Molecular dynamics simulation of 1,2-dilauroyl-L-phosphatidylethanolamine binding to phospholipase A2: an attempt to explain the selective hydrolysis of substrate fatty acid ester at position 2.

To improve our understanding of why phospholipase A2 (PLA2) specifically catalyzes the hydrolysis of the fatty acid ester bond at position 2, not at position 1, of 1,2-diacyl-3-sn-phosphoglycerides, the binding of each fatty acid chain of 1,2-dilauroyl-L-phosphatidyl-ethanolamine (DLPE), a natural substrate, to bovine pancreas PLA2 was examined by molecular dynamics (MD) simulations.
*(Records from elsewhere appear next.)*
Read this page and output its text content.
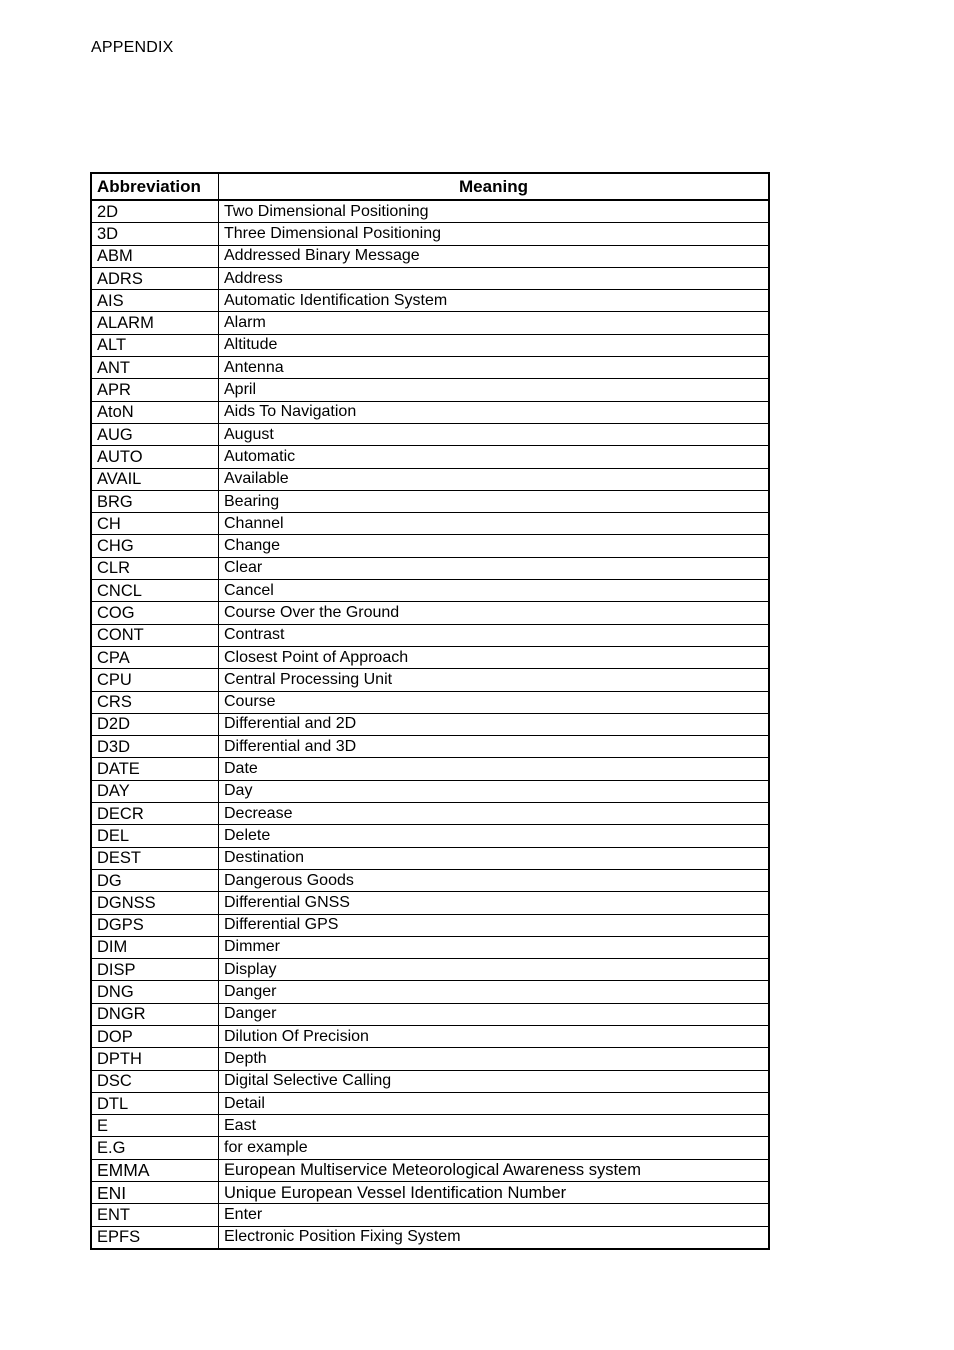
APPENDIX
Abbreviation	Meaning
2D	Two Dimensional Positioning
3D	Three Dimensional Positioning
ABM	Addressed Binary Message
ADRS	Address
AIS	Automatic Identification System
ALARM	Alarm
ALT	Altitude
ANT	Antenna
APR	April
AtoN	Aids To Navigation
AUG	August
AUTO	Automatic
AVAIL	Available
BRG	Bearing
CH	Channel
CHG	Change
CLR	Clear
CNCL	Cancel
COG	Course Over the Ground
CONT	Contrast
CPA	Closest Point of Approach
CPU	Central Processing Unit
CRS	Course
D2D	Differential and 2D
D3D	Differential and 3D
DATE	Date
DAY	Day
DECR	Decrease
DEL	Delete
DEST	Destination
DG	Dangerous Goods
DGNSS	Differential GNSS
DGPS	Differential GPS
DIM	Dimmer
DISP	Display
DNG	Danger
DNGR	Danger
DOP	Dilution Of Precision
DPTH	Depth
DSC	Digital Selective Calling
DTL	Detail
E	East
E.G	for example
EMMA	European Multiservice Meteorological Awareness system
ENI	Unique European Vessel Identification Number
ENT	Enter
EPFS	Electronic Position Fixing System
Two different binding modes were considered, i.e., the respective hydrocarbon chains of 1- and 2-lauroyl fatty acid esters were located at the PLA2 binding sites usually observed in the complex crystals (Form A2) and at the reverse sites (Form A1). Although the total energies of both forms fluctuated within nearly the same range during the 80 ps MD simulations, the binding mode of DLPE to the PLA2 catalytic site through the coordination to Ca2+ was much more advantageous in Form A2 than that in Form A1; significant deviation of the Ca2+ position from its starting structure was observed in the MD simulation of Form A1. The result suggests the importance of Ca2+ in the selective recognition and catalytic function of PLA2 toward the 2-positioned fatty acid ester of phosphoglyceride substrates.